Vacant lots abound in Christchurch as more and more buildings in the central city have been demolished.
Many of these vacant lots sit empty, except for the occasional cluster of wildflowers, weeds, and broken bricks, while owners work through red tape in an effort to re-build.
But on the corner of Madras and Lichfield Street, the weeds and earthquake debris are keeping company with two life-sized bronzed bulls – on concert grand pianos.
I kid you not.
The work of New Zealand artist Michael Parekowhai, this drive-by art installation is part of the On First Looking into Chapman’s Homer sculpture exhibition that represented New Zealand at the 2011 Venice Biennale.
Up on the second floor of the art gallery that overlooks the bulls is another part of the exhibition – a carved 1952 Steinway piano painted Ferrari red and some delicate brass cast olive trees protected by a bronzed security guard.

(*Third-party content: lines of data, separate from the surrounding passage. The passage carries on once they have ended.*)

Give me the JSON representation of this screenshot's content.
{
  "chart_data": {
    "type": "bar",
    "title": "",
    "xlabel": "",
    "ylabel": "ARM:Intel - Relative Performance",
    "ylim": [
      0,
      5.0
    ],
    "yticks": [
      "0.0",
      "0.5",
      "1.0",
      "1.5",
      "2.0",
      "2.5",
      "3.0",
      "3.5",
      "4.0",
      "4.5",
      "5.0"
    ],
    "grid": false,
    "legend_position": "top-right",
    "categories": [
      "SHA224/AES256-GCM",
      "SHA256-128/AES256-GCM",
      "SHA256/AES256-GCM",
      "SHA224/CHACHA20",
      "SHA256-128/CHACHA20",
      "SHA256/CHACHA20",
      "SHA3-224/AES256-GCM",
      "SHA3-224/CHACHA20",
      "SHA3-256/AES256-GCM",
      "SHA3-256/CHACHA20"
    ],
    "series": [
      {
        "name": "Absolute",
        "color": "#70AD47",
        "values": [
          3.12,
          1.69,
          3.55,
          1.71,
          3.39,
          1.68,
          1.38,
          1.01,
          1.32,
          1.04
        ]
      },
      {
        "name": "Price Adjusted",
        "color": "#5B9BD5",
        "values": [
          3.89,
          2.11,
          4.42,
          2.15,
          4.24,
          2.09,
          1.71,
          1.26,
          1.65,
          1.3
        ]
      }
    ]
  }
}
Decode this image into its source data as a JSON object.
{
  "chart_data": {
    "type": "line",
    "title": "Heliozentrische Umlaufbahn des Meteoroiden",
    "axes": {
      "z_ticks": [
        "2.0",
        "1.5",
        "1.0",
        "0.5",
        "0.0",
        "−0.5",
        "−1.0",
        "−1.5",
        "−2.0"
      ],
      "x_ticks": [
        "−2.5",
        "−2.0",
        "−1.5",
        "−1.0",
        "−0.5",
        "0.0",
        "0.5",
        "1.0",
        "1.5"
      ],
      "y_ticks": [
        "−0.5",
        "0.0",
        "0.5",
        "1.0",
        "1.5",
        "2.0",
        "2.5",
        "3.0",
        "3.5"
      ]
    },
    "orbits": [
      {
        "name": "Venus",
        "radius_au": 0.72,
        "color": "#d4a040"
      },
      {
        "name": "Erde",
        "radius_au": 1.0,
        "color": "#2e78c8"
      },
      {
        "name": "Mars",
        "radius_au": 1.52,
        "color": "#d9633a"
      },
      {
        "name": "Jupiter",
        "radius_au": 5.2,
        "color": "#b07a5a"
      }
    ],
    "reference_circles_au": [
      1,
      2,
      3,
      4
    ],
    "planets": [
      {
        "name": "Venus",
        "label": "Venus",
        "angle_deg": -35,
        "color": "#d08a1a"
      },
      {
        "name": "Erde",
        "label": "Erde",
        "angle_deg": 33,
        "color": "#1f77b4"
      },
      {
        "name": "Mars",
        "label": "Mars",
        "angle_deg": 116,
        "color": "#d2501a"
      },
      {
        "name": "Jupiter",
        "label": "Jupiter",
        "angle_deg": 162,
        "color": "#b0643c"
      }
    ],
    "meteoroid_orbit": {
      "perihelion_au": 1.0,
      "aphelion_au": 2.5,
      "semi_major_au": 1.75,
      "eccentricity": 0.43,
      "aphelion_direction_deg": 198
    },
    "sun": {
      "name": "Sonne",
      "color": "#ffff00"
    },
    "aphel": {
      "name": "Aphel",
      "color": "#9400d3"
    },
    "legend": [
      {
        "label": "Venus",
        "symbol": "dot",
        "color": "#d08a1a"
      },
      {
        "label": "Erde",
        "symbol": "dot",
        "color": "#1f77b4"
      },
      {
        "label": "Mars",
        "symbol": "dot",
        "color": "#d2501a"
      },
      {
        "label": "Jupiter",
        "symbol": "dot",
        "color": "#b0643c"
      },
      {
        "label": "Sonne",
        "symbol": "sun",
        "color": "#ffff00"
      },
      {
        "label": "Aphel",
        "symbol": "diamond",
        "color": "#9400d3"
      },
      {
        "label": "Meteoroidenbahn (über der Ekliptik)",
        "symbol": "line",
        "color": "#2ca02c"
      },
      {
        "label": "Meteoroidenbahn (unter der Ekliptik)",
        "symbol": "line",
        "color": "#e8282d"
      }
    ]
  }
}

Given that the inspiration for the sculpture came from a poem by John Keats (Looking into Chapman’s Homer) that explores issues of exploration, discovery and the cultural interplay between old and new worlds, it seems fitting that it is currently residing in a city that is in constant state of exploration and discovery.
Parekowhai’s 2011 Venice Biennale sculptural installation, On First Looking Into Chapman’s Homer, will run at the Ng Gallery until July 29, 2012.